The Collection 1982–1988 is a French-language compilation album by Canadian singer Celine Dion, released in Europe in 1997. It features twenty-eight rare songs recorded between 1982 and 1988 on a two-CD set. Previously these songs were released on separate albums: Gold Vol. 1 (1995) and C'est pour vivre (1997). The album was issued under many different titles, with many different covers, and by various music labels. It charted in European countries reaching number eleven in Denmark, number twenty in Belgium Wallonia, number twenty-seven in Sweden and number thirty-seven in the Netherlands.

Background and content
Thanks to the success of D'eux, which became the best-selling French-language album of all time, various music labels around the world issued compilations with Dion's early and rare recordings from the 1980s. After 1995's Gold Vol. 1 and 1997's C'est pour vivre, a two-CD compilation featuring songs from both of these albums was released in 1997 and 1998 in Europe.
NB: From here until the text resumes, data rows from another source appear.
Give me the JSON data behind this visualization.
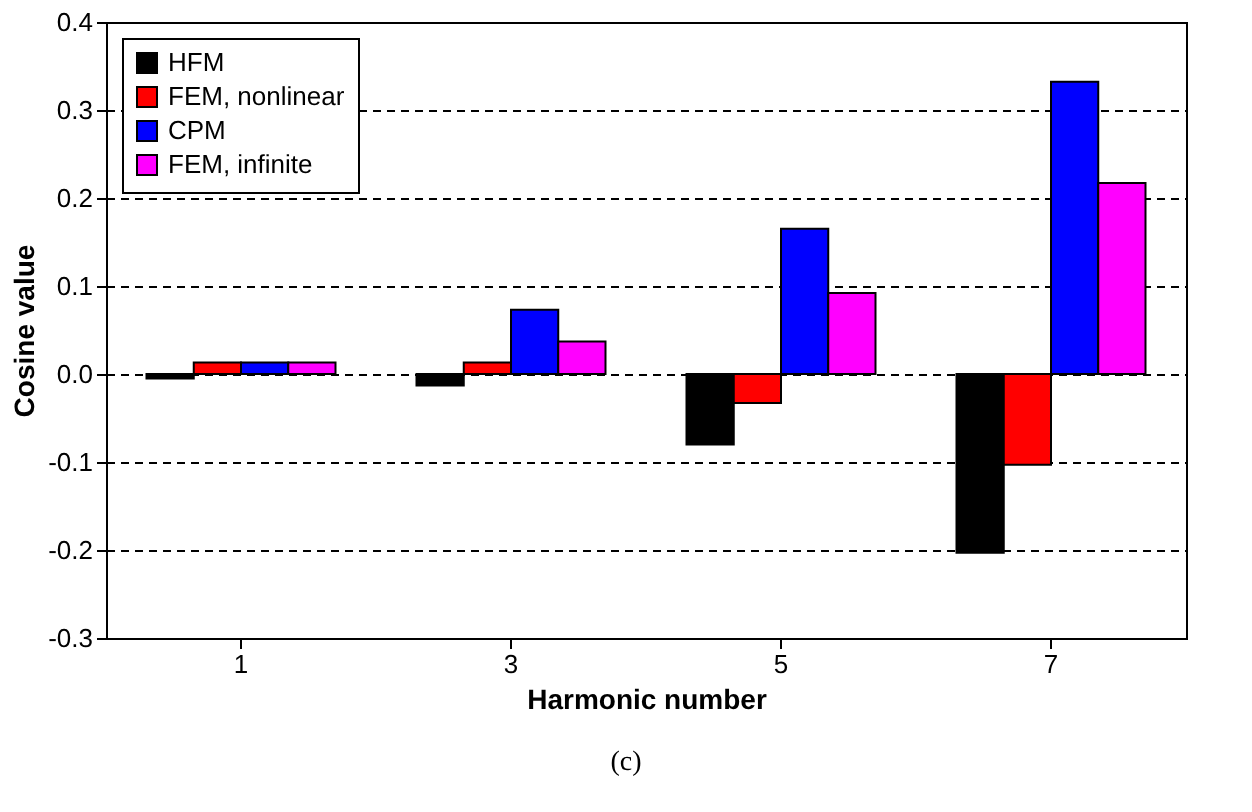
{
  "chart_data": {
    "type": "bar",
    "xlabel": "Harmonic number",
    "ylabel": "Cosine value",
    "categories": [
      "1",
      "3",
      "5",
      "7"
    ],
    "series": [
      {
        "name": "HFM",
        "color": "#000000",
        "values": [
          -0.005,
          -0.013,
          -0.08,
          -0.203
        ]
      },
      {
        "name": "FEM, nonlinear",
        "color": "#ff0000",
        "values": [
          0.013,
          0.013,
          -0.033,
          -0.103
        ]
      },
      {
        "name": "CPM",
        "color": "#0000ff",
        "values": [
          0.013,
          0.073,
          0.165,
          0.332
        ]
      },
      {
        "name": "FEM, infinite",
        "color": "#ff00ff",
        "values": [
          0.013,
          0.037,
          0.092,
          0.217
        ]
      }
    ],
    "ylim": [
      -0.3,
      0.4
    ],
    "yticks": [
      -0.3,
      -0.2,
      -0.1,
      {
        "value": 0,
        "label": "0.0"
      },
      0.1,
      0.2,
      0.3,
      0.4
    ],
    "grid": "y",
    "legend": "top left",
    "annotations": [
      "(c)"
    ]
  }
}
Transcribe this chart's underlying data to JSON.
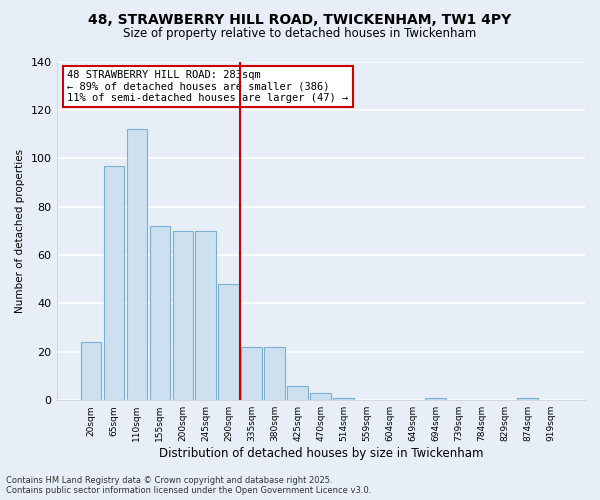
{
  "title1": "48, STRAWBERRY HILL ROAD, TWICKENHAM, TW1 4PY",
  "title2": "Size of property relative to detached houses in Twickenham",
  "xlabel": "Distribution of detached houses by size in Twickenham",
  "ylabel": "Number of detached properties",
  "bar_labels": [
    "20sqm",
    "65sqm",
    "110sqm",
    "155sqm",
    "200sqm",
    "245sqm",
    "290sqm",
    "335sqm",
    "380sqm",
    "425sqm",
    "470sqm",
    "514sqm",
    "559sqm",
    "604sqm",
    "649sqm",
    "694sqm",
    "739sqm",
    "784sqm",
    "829sqm",
    "874sqm",
    "919sqm"
  ],
  "bar_values": [
    24,
    97,
    112,
    72,
    70,
    70,
    48,
    22,
    22,
    6,
    3,
    1,
    0,
    0,
    0,
    1,
    0,
    0,
    0,
    1,
    0
  ],
  "bar_color": "#cce0f0",
  "bar_edge_color": "#7ab0d4",
  "vline_x": 6.5,
  "vline_color": "#cc0000",
  "annotation_text": "48 STRAWBERRY HILL ROAD: 283sqm\n← 89% of detached houses are smaller (386)\n11% of semi-detached houses are larger (47) →",
  "annotation_box_color": "#ffffff",
  "annotation_box_edge_color": "#cc0000",
  "ylim": [
    0,
    140
  ],
  "yticks": [
    0,
    20,
    40,
    60,
    80,
    100,
    120,
    140
  ],
  "bg_color": "#e8eef8",
  "grid_color": "#ffffff",
  "footnote1": "Contains HM Land Registry data © Crown copyright and database right 2025.",
  "footnote2": "Contains public sector information licensed under the Open Government Licence v3.0."
}
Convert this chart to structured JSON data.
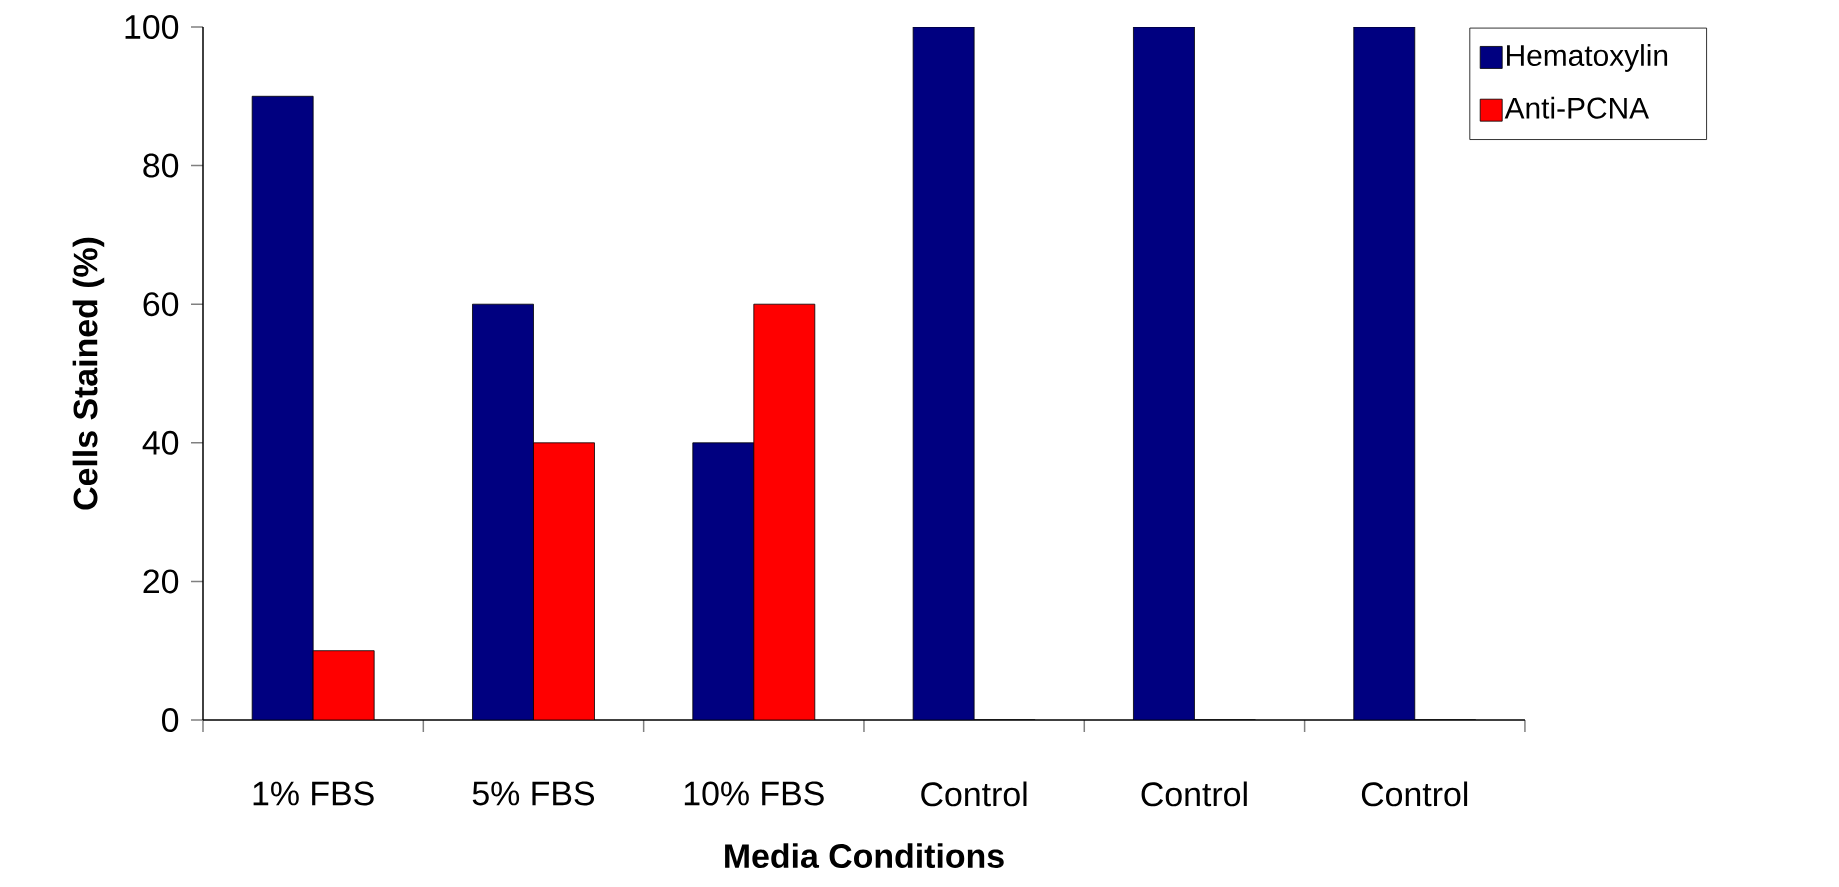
{
  "chart_data": {
    "type": "bar",
    "xlabel": "Media Conditions",
    "ylabel": "Cells Stained (%)",
    "categories": [
      "1% FBS",
      "5% FBS",
      "10% FBS",
      "Control",
      "Control",
      "Control"
    ],
    "series": [
      {
        "name": "Hematoxylin",
        "color": "#000080",
        "values": [
          90,
          60,
          40,
          100,
          100,
          100
        ]
      },
      {
        "name": "Anti-PCNA",
        "color": "#ff0000",
        "values": [
          10,
          40,
          60,
          0,
          0,
          0
        ]
      }
    ],
    "ylim": [
      0,
      100
    ],
    "yticks": [
      0,
      20,
      40,
      60,
      80,
      100
    ],
    "legend": "top right"
  }
}
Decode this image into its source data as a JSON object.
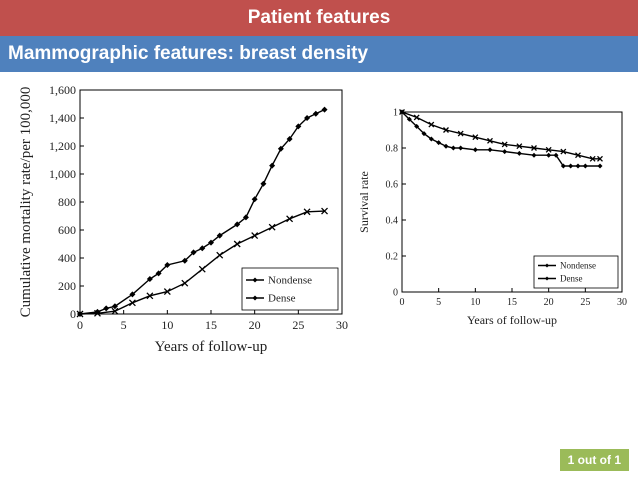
{
  "header": {
    "title": "Patient features",
    "subtitle": "Mammographic features: breast density"
  },
  "colors": {
    "title_bg": "#c0504d",
    "subtitle_bg": "#4f81bd",
    "badge_bg": "#9bbb59"
  },
  "pagination": {
    "label": "1 out of  1"
  },
  "chart_data": [
    {
      "type": "line",
      "xlabel": "Years of follow-up",
      "ylabel": "Cumulative mortality rate/per 100,000",
      "xlim": [
        0,
        30
      ],
      "ylim": [
        0,
        1600
      ],
      "xticks": [
        0,
        5,
        10,
        15,
        20,
        25,
        30
      ],
      "yticks": [
        0,
        200,
        400,
        600,
        800,
        1000,
        1200,
        1400,
        1600
      ],
      "xtick_labels": [
        "0",
        "5",
        "10",
        "15",
        "20",
        "25",
        "30"
      ],
      "ytick_labels": [
        "0",
        "200",
        "400",
        "600",
        "800",
        "1,000",
        "1,200",
        "1,400",
        "1,600"
      ],
      "legend": "bottom-right",
      "grid": false,
      "series": [
        {
          "name": "Nondense",
          "marker": "cross",
          "x": [
            0,
            2,
            4,
            6,
            8,
            10,
            12,
            14,
            16,
            18,
            20,
            22,
            24,
            26,
            28
          ],
          "y": [
            0,
            5,
            20,
            80,
            130,
            160,
            220,
            320,
            420,
            500,
            560,
            620,
            680,
            730,
            735
          ]
        },
        {
          "name": "Dense",
          "marker": "diamond",
          "x": [
            0,
            2,
            3,
            4,
            6,
            8,
            9,
            10,
            12,
            13,
            14,
            15,
            16,
            18,
            19,
            20,
            21,
            22,
            23,
            24,
            25,
            26,
            27,
            28
          ],
          "y": [
            0,
            15,
            40,
            55,
            140,
            250,
            290,
            350,
            380,
            440,
            470,
            510,
            560,
            640,
            690,
            820,
            930,
            1060,
            1180,
            1250,
            1340,
            1400,
            1430,
            1460
          ]
        }
      ]
    },
    {
      "type": "line",
      "xlabel": "Years of follow-up",
      "ylabel": "Survival rate",
      "xlim": [
        0,
        30
      ],
      "ylim": [
        0,
        1
      ],
      "xticks": [
        0,
        5,
        10,
        15,
        20,
        25,
        30
      ],
      "yticks": [
        0,
        0.2,
        0.4,
        0.6,
        0.8,
        1
      ],
      "xtick_labels": [
        "0",
        "5",
        "10",
        "15",
        "20",
        "25",
        "30"
      ],
      "ytick_labels": [
        "0",
        "0.2",
        "0.4",
        "0.6",
        "0.8",
        "1"
      ],
      "legend": "bottom-right",
      "grid": false,
      "series": [
        {
          "name": "Nondense",
          "marker": "cross",
          "x": [
            0,
            2,
            4,
            6,
            8,
            10,
            12,
            14,
            16,
            18,
            20,
            22,
            24,
            26,
            27
          ],
          "y": [
            1.0,
            0.97,
            0.93,
            0.9,
            0.88,
            0.86,
            0.84,
            0.82,
            0.81,
            0.8,
            0.79,
            0.78,
            0.76,
            0.74,
            0.74
          ]
        },
        {
          "name": "Dense",
          "marker": "diamond",
          "x": [
            0,
            1,
            2,
            3,
            4,
            5,
            6,
            7,
            8,
            10,
            12,
            14,
            16,
            18,
            20,
            21,
            22,
            23,
            24,
            25,
            27
          ],
          "y": [
            1.0,
            0.96,
            0.92,
            0.88,
            0.85,
            0.83,
            0.81,
            0.8,
            0.8,
            0.79,
            0.79,
            0.78,
            0.77,
            0.76,
            0.76,
            0.76,
            0.7,
            0.7,
            0.7,
            0.7,
            0.7
          ]
        }
      ]
    }
  ]
}
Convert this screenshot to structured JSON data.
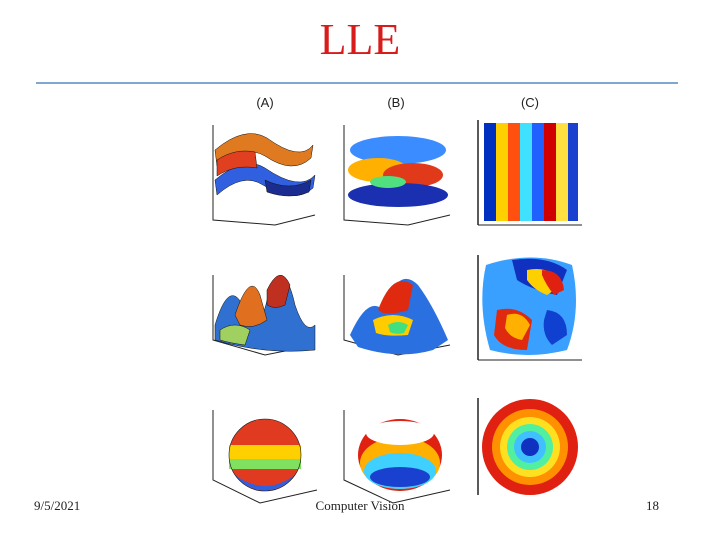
{
  "slide": {
    "title": "LLE",
    "title_color": "#d81b1b",
    "rule_color": "#7fa7cf",
    "column_labels": [
      "(A)",
      "(B)",
      "(C)"
    ]
  },
  "figure": {
    "rows": [
      {
        "shape": "swiss-roll",
        "panels": [
          "surface",
          "point-cloud",
          "embedding"
        ]
      },
      {
        "shape": "twin-peaks",
        "panels": [
          "surface",
          "point-cloud",
          "embedding"
        ]
      },
      {
        "shape": "sphere",
        "panels": [
          "surface",
          "point-cloud",
          "embedding"
        ]
      }
    ],
    "colormap": [
      "#00008f",
      "#0050ff",
      "#00c8ff",
      "#40ff80",
      "#ffff00",
      "#ff8000",
      "#d00000",
      "#800000"
    ]
  },
  "footer": {
    "date": "9/5/2021",
    "center": "Computer Vision",
    "page_number": "18"
  }
}
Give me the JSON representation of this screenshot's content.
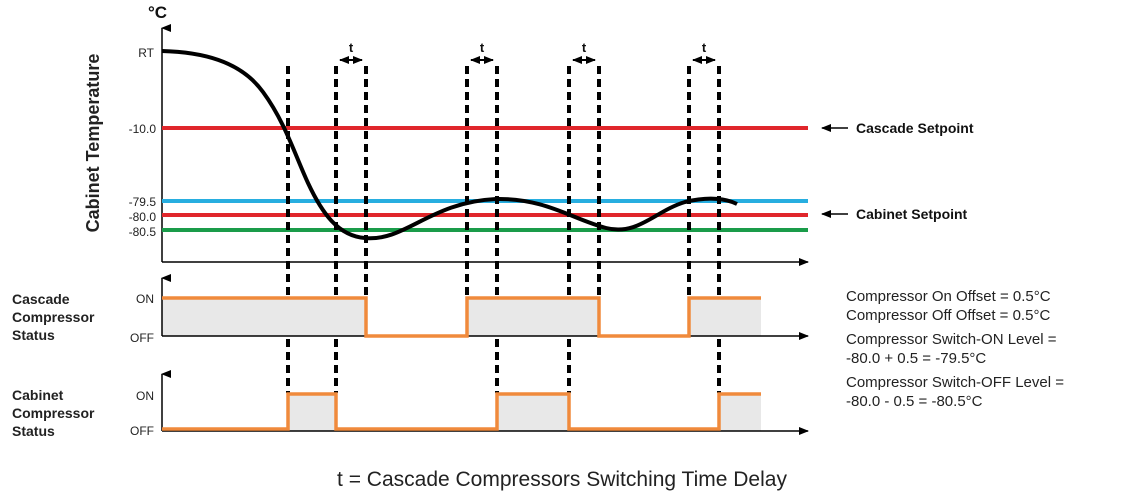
{
  "diagram": {
    "y_unit": "°C",
    "y_axis_title": "Cabinet Temperature",
    "y_ticks": {
      "rt": "RT",
      "cascade": "-10.0",
      "on_level": "-79.5",
      "setpoint": "-80.0",
      "off_level": "-80.5"
    },
    "delay_symbol": "t",
    "callouts": {
      "cascade_setpoint": "Cascade Setpoint",
      "cabinet_setpoint": "Cabinet Setpoint"
    },
    "cascade_status": {
      "label_lines": [
        "Cascade",
        "Compressor",
        "Status"
      ],
      "on": "ON",
      "off": "OFF"
    },
    "cabinet_status": {
      "label_lines": [
        "Cabinet",
        "Compressor",
        "Status"
      ],
      "on": "ON",
      "off": "OFF"
    },
    "notes": [
      "Compressor On Offset = 0.5°C",
      "Compressor Off Offset = 0.5°C",
      "Compressor Switch-ON Level =",
      "-80.0 + 0.5 = -79.5°C",
      "Compressor Switch-OFF Level =",
      "-80.0 - 0.5 = -80.5°C"
    ],
    "footnote": "t = Cascade Compressors Switching Time Delay",
    "colors": {
      "cascade_setpoint_line": "#e0262b",
      "on_level_line": "#27aee0",
      "cabinet_setpoint_line": "#e0262b",
      "off_level_line": "#1a9c4a",
      "temperature_curve": "#000000",
      "status_trace": "#f08a3c",
      "status_fill": "#e8e8e8"
    }
  }
}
It was issued under many various titles: The Collection 1982–1988, The Greatest Hits 1982–1988, Premiers succès, Amour, Sus Canciones Más Bellas, C'est pour toi, Lo Mejor de Céline Dion, The French Collection, The French Love Album, The Solid Gold Collection, The Best of the Early Years: The French Collection, Ne partez pas sans moi and Avec toi: the Very Best of the Early Years. The compilations were released with many different covers and by various music labels.

Critical reception and commercial performance
Jose F. Promis of AllMusic gave The Collection 1982–1988 two and a half out of five stars and wrote that this album collects most of Dion's essential recordings from her pre-superstar years, when she was a very young French singer, popular in Canada and France. Promis noted the heavily synthesized Europop of the 1988 Eurovision contest winner "Ne partez pas sans moi", which was the song that introduced Dion to international audiences, and is a milestone in her career. According to him, many of the songs on this set are fair, and differ from the processed teen pop of the late 1990s because of the ever-present sincerity in Dion's voice. Highlights include the elegant ballads "Tellement j'ai d'amour pour toi", "Benjamin", and "La voix du bon Dieu", the shimmering "Avec toi" and "Du soleil au cœur;" and the anthemic "C'est pour vivre". Other songs almost make the mark, such as the dramatic "La religieuse", but are marred by sometimes bizarre production, and, in this case, a truly off-putting bridge. Others are sing-song, nursery rhyme-type material, especially "Hymne à l'amitié" and the incredibly 1980s sounding "Hello Mister Sam".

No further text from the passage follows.